One day everything changed

Feelings so intense like knives in my heart
twisting inside of me tearing me apart

Choking,shaking
My dad looks at me as if im faking

I'm going to die i can't breathe, gasping for air
I cry ''no mom stay,please dont leave.''

Soon it passed but it seemed like forever I thought
I'd be okay I thought I'd get better

When i awoke i hoped it was a dream, i feel sick to my stomache, I want to scream

I try to relax i try to sleep, but fear
washes over me every time i breathe

I turn on the tv,so disconnected I can't even see
as the tv flashed before my eyes my life did too
I use to be happy now tears fill my eyes
i wonder if anyone can hear my crys

Fear has taken over me like a disease it spreads from my sweaty palms up into my sleeves, up to my racing heart,then to my brain
I lose control, here i go again.

But some days once in a while I can feel myself starting to smile.

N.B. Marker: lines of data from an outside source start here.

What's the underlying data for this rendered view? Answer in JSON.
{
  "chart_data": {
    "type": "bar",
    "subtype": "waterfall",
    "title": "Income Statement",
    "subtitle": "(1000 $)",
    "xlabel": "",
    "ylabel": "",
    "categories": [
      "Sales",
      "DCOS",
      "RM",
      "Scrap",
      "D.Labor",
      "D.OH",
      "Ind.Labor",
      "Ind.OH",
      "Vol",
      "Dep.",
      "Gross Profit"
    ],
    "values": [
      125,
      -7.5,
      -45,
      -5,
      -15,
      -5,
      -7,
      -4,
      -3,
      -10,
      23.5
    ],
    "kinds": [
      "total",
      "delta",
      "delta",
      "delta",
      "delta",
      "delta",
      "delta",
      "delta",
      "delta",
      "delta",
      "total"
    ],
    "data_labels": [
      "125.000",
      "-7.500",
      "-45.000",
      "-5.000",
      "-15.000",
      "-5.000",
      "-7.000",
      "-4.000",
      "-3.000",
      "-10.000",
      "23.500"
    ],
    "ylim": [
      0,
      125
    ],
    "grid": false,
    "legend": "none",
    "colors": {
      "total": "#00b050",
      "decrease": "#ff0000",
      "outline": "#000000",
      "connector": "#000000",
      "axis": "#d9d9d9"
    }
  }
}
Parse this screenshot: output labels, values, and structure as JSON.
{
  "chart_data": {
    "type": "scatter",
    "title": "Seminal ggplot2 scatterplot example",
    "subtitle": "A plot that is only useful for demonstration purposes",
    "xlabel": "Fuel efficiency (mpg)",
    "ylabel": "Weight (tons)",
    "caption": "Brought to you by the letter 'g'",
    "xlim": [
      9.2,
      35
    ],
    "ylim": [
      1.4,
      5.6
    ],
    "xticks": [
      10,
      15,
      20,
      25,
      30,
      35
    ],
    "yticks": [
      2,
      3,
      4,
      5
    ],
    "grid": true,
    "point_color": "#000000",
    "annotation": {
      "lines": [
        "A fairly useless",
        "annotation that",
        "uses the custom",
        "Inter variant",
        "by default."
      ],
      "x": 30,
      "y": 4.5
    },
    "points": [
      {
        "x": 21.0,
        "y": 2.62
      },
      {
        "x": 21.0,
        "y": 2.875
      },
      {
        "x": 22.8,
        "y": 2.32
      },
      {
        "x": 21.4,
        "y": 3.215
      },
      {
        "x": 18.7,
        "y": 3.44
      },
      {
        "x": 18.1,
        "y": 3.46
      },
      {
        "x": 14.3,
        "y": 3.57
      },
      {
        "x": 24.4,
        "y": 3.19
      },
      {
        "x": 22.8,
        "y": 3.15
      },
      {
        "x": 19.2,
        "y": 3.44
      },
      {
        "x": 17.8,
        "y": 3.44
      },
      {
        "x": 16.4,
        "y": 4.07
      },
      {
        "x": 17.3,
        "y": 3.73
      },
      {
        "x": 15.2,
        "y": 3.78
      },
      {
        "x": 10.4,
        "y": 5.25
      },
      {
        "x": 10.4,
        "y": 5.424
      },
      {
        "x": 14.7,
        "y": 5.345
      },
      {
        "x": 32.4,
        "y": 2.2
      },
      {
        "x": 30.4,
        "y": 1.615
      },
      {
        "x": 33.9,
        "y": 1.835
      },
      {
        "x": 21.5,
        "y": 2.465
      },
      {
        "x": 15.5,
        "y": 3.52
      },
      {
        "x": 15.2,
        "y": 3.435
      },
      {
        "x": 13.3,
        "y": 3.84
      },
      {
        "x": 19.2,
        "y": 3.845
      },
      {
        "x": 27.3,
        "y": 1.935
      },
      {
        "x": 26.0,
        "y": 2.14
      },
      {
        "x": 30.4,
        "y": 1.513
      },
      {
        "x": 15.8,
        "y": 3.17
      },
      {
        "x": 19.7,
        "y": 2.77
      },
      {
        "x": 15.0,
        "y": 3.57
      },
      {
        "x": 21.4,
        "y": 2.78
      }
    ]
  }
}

Dejavu of the old me,It feels just like before
these are the days i live for

These days are an inportant part they help remind me im not back to the start, Ive made it far i can put the past behind me. Then positive thoughts seem to find me

so what if no one understands, its okay.
I will get better i'll find my way

you have to get through the dark to see the sun shine

it all will get better in time.

&when i feel the warmth pouring down on me my life will be mine.